Do You Have To Fill All Ram Slots Average ratng: 5,0/5 7830 reviews
Hi Guys,
I've got an Asus P5B Deluxe motherboard. Today I tried adding some new RAM to take it from 4GB to 8GB. The board is about 6 years' old. I've never used the black RAM slots before, only the yellow ones (2x2GB in slots 1 and 3).
My system only sees 6GB, not 8GB. I've tried various combinations of the RAM, get the same result.
To check the new RAM wasn't defective, I tried it in slot 1, a known good slot. All 4 sticks of RAM worked in slot 1, so the RAM wasn't faulty.
All 4 sticks work in every slot except slot 2 (the first black RAM slot). If I put any stick in slot 2 - old or new - the PC is dead, it won't even boot to the BIOS.
So it looks like I have a defective RAM slot.
Does anyone know of any way to fix this? The board is too old to RMA. I've tried an emery board down the defective slot, and I've tried squirting WD40 down it. No improvement.
Does anyone have any other ideas on how to get that bad slot working?
Thanks!
Without
  1. Additional Notes: For best performance, fill both memory slots, installing an equal memory module in each slot. The likely technical explanation here is that your MacBook (motherboard) supports dual-channel architecture and thus requires two identical memory modules. Benchmarks suggests that it gives a 5-10 percent performance boost.
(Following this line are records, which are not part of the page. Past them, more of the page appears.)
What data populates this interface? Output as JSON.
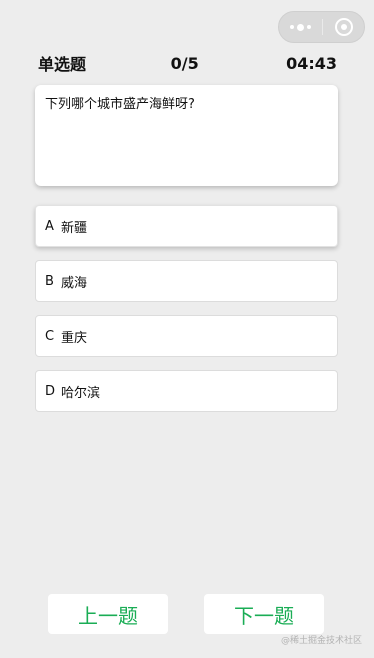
{
  "capsule": {
    "more_icon": "more-dots-icon",
    "close_icon": "close-circle-icon"
  },
  "header": {
    "type_label": "单选题",
    "progress": "0/5",
    "timer": "04:43"
  },
  "question": {
    "text": "下列哪个城市盛产海鲜呀?"
  },
  "options": [
    {
      "letter": "A",
      "text": "新疆"
    },
    {
      "letter": "B",
      "text": "威海"
    },
    {
      "letter": "C",
      "text": "重庆"
    },
    {
      "letter": "D",
      "text": "哈尔滨"
    }
  ],
  "buttons": {
    "prev_label": "上一题",
    "next_label": "下一题"
  },
  "watermark": "@稀土掘金技术社区",
  "colors": {
    "accent": "#1aad55",
    "background": "#ededed"
  }
}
  2. If you have single ranked RAM sticks (with chips only on one side) even on dual channel system you can still gain a tiny bit by having 4 modules instead of two because it will use Rank Interleaving (by writing alternatively on one Rank and the other) in addition to channel interleaving.

Do You Have To Fill All Ram Slots Without

Yes, you can have different sized SIMMs in the slots as long as each meets the needed speed for the given model. You may also be required into installing the smaller SIMM in a given slot. While you will have more memory to use the addressing will be slower.